Sunday, August 22, 2004

Blogs: The "Must Reads" List (Top Tier)

I will be posting several lists of blogs and websites that I consider necessary for you to read on a regular basis. I will be grouping the lists in various categories: Must Read (Top Tier), Must Read (2nd Tier), War on Terror/Military, Faith-Based (Catholic & Non-Catholic), etc.

The following blogs are what I consider the Top Tier "Must Read" blogs - blogs that should be read on a daily basis. The first four I affectionately call "The Four Blogmen of the Apoplectic":

Hugh Hewitt - Hugh is long-time political commentator, lawyer/law professor and a television/radio/print journalist. Based in California, I consider him the Dean of the Blogosphere. He has inspired many.

Captain's Quarters - Ed Morrissey & "Whiskey." These guys are tough and unrelenting in their dogged determination to get to the truth of matters at hand.

PowerLine - John Hinderaker, Scott W. Johnson, and Paul Mirengoff (all lawyers, and astute political commentators).

Instapundit - Glenn Reynolds is another lawyer/law professor and political/news commentator.

ALL of the guys are sticklers for accuracy.

Betsy Newmark - She is amazing. She just scours the internet and links to tons and tons of relevant news articles and commentaries, making it easy for you to track down and find something that you may have missed.

As Hugh has recently stated on his blog site:

"It takes a great deal more intelligence and discipline to be [a lawyer/law professor] than to be [a television/radio/print journalist], which is why the former usually pays a lot more than the latter. It is no surprise to me, then, when lawyers/law professors like those at Powerline and Instapundit prove to be far more adept at exposing the "Christmas-in-Cambodia" lie and other Kerry absurdities than old-school journalists. The big advantage is in research skills, of course, and in an eye for inconsistencies which make or break cases and arguments. Lawyers turned amateur journalists are going to be much better at it than time-serving scribblers, and even non-lawyer bloggers with superior research skills --think Captain Ed, Tom McGuire and Polipundit-- are going to run rings around "pros" who aren't in a hurry to bring down their favored candidate. They will be assisted in their effort by the full-time labors of "new media" pros like Jim Geraghty and John McIntyre. The only difference between professional and amateur journalists is that the former get paid to practice their trade. As with athletes, the purer effort comes with the amateurs, though some of the pros keep their ideals front and center.

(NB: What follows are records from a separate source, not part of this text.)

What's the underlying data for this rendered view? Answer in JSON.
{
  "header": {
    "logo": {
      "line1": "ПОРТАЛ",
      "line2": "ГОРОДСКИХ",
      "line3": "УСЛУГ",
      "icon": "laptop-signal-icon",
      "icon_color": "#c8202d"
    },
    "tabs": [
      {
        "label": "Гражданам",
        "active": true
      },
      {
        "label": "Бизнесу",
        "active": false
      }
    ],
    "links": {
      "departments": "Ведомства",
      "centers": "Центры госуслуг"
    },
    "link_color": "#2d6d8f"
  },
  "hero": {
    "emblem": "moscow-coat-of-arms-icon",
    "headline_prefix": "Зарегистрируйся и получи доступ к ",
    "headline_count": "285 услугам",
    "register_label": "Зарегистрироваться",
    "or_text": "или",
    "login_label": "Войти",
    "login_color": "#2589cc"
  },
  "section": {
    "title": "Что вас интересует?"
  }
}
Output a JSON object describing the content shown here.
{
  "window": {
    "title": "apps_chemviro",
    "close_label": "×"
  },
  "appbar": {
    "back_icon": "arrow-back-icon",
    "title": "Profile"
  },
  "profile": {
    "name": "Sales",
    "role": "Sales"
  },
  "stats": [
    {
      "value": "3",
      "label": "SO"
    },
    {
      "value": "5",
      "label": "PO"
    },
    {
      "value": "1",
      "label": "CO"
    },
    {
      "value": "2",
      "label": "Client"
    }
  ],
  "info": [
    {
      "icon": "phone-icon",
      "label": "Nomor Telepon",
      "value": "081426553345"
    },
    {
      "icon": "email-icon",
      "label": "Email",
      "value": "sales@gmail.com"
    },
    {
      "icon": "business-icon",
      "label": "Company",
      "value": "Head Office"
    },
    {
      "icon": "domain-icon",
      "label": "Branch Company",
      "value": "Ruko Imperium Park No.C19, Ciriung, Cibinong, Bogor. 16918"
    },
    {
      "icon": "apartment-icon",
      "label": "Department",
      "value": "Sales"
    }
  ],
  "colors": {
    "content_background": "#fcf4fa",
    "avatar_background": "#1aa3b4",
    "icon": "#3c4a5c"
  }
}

"The late Michael Kelly, who would appear on my radio program every Wednesday before he left on his last assignment to Iraq, rejected the idea of journalism as a profession, as there was no licensing body. The child of journalists and among the most respected journalists of our age, Kelly often described journalism a "craft" to me, one in which there were both excellent and terrible practioners."


NOTE: With the exception of Betsy, the above blogs have been recently doing heavy investigations into the growing story about "Kerry in Cambodia." If you're interested in getting that story in context, I suggest that you go into the archives of each of these blogs (to late July would be sufficient) and then read forward from there. Tom McGwire's Just One Minute blog is another that is tackling this issue.